James B. Nicola writes: “Purists take note. ‘My MFA‘ is not quite a villanelle, since the repeated lines vary so much. I suppose Elizabeth Bishop started the ball rolling with ‘(Write it!)’ in the last line of her now-famous villanelle (or is it?) ‘One Art.’ Like her, I am originally from Worcester, Massachusetts; perhaps that explains our consaguinity.”

James B. Nicola’s poetry has appeared internationally in Acumen, erbacce, Cannon’s  Mouth, RecusantSnakeskinThe South, Orbis, and Poetry Wales (UK);  Innisfree and  Interpreter’s House (Ireland); Poetry Salzburg (Austria), mgversion2>datura (France);  Gradiva (Italy); EgoPHobia (Romania); the Istanbul Review (Turkey); Sand and The Transnational (Germany), in the latter of which his work appears in German translation;  Harvests of the New Millennium (India); Kathmandu Tribune (Nepal); and Samjoko (Korea). His eight full-length collections (2014-2023) include most recently Fires of Heaven: Poems of Faith and Sense, Turns & Twists, and Natural Tendencies. His nonfiction book Playing the Audience won a Choice magazine award.
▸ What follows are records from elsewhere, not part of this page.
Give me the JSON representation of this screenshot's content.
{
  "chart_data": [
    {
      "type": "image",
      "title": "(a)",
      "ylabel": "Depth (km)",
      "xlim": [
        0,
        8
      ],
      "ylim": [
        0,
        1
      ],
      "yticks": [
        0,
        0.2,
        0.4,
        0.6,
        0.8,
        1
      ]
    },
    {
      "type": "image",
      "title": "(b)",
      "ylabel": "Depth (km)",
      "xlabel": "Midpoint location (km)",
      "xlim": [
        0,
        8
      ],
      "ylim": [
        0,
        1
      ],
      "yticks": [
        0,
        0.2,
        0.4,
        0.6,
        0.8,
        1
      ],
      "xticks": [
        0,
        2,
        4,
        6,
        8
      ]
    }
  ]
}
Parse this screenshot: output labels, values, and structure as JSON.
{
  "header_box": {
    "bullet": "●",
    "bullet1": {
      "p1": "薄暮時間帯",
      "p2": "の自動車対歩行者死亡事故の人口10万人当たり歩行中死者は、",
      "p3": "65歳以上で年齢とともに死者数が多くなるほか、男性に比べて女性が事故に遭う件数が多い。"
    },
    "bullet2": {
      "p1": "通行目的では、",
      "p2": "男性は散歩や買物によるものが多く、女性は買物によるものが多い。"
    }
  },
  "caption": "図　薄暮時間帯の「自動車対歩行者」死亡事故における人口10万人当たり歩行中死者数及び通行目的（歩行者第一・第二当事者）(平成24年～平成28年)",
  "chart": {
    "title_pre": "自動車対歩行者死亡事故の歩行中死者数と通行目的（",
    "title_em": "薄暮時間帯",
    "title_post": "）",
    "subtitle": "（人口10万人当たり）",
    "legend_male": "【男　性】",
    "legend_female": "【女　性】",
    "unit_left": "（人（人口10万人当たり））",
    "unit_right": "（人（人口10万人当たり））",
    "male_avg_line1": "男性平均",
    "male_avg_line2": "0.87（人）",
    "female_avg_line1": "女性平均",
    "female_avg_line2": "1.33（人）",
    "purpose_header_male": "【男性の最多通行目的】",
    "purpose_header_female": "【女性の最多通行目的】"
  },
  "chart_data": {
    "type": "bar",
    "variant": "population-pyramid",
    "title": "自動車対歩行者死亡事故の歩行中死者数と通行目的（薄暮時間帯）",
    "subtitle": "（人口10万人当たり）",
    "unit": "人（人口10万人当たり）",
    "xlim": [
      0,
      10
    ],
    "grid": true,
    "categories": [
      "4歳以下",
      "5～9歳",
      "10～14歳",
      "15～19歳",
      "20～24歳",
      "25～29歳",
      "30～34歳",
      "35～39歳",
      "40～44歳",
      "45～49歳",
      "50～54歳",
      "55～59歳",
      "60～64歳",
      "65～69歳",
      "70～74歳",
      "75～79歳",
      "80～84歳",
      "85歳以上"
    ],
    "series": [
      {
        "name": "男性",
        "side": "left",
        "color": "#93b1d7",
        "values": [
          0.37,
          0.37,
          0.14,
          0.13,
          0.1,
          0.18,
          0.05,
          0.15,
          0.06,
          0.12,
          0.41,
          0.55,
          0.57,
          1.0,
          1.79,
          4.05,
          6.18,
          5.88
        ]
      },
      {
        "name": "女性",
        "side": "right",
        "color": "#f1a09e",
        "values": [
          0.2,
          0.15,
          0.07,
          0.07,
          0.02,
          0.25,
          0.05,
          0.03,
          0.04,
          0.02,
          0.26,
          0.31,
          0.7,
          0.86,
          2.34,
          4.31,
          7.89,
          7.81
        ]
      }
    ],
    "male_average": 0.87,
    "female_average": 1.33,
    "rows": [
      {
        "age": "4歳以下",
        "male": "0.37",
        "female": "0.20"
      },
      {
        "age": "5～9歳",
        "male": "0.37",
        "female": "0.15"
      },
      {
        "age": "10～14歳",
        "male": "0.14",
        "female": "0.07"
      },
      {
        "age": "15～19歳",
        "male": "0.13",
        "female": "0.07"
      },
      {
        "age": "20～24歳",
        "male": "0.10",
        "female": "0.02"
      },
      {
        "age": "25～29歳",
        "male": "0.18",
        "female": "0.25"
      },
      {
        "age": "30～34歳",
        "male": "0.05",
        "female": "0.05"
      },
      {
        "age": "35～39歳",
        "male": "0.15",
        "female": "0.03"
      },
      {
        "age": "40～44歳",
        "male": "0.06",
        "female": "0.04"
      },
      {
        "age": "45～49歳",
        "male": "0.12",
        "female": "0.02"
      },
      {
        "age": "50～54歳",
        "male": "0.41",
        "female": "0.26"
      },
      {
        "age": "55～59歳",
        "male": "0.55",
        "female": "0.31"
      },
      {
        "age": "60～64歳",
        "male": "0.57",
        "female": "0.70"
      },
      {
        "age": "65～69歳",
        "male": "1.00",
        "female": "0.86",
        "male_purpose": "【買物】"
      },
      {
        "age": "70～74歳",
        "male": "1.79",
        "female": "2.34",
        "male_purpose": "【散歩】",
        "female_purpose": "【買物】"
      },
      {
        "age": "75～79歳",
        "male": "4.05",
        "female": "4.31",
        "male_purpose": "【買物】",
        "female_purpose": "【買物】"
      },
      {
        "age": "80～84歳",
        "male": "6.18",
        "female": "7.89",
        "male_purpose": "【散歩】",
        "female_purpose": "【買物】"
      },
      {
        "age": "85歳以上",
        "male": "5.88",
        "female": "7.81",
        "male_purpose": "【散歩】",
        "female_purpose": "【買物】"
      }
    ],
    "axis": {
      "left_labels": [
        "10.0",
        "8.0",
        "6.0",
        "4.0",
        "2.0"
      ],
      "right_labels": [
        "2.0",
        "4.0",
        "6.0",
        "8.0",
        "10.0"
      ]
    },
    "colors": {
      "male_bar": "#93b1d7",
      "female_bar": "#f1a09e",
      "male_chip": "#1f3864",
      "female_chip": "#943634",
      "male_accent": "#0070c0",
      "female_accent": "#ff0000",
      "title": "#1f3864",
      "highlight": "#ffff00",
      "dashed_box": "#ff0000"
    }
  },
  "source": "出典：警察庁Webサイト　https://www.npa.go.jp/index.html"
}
‘My MFA’ was originally published in the current Lighten Up Online

Photo: “creative-writing-ideas Atlanta GA” by agilemktg1 is licensed under CC BY 2.0.

RHL, ‘On a Modern “Poem”’

The thoughts are fresh, the images are good;
the style is clean, the tone both wise and terse;
the whole thing would be memorable, it would…
if only it had been expressed in verse.

*****

I’m always embarrassed if I have an idea for a poem, and I fail to find an expression of it in rhyme as well as rhythm. That’s because, of the hundreds of poems or pieces of poems in my head, all but a tiny handful are remembered because they are expressed in verse. You can remember the gist of an idea on the strength of the idea; but if you want to remember its exact expression, word for word, it’s far easier if it’s in verse. For this purpose, blank verse is better than prose; but rhymed verse is superior.

You may have lots of partial memories of Winnie the Pooh from childhood – the Hundred Acre Wood, Eeyore’s moans and groans – but actual word-for-word memory is likely to attach to the few snippets of verse in the book, such as:
Isn’t it funny
How a bear likes honey.
Buzz! Buzz! Buzz!
I wonder why he does?

My little gripe above was originally published in Light earlier this year.

Photo: “Al declaims” by jovike is licensed under CC BY-NC 2.0.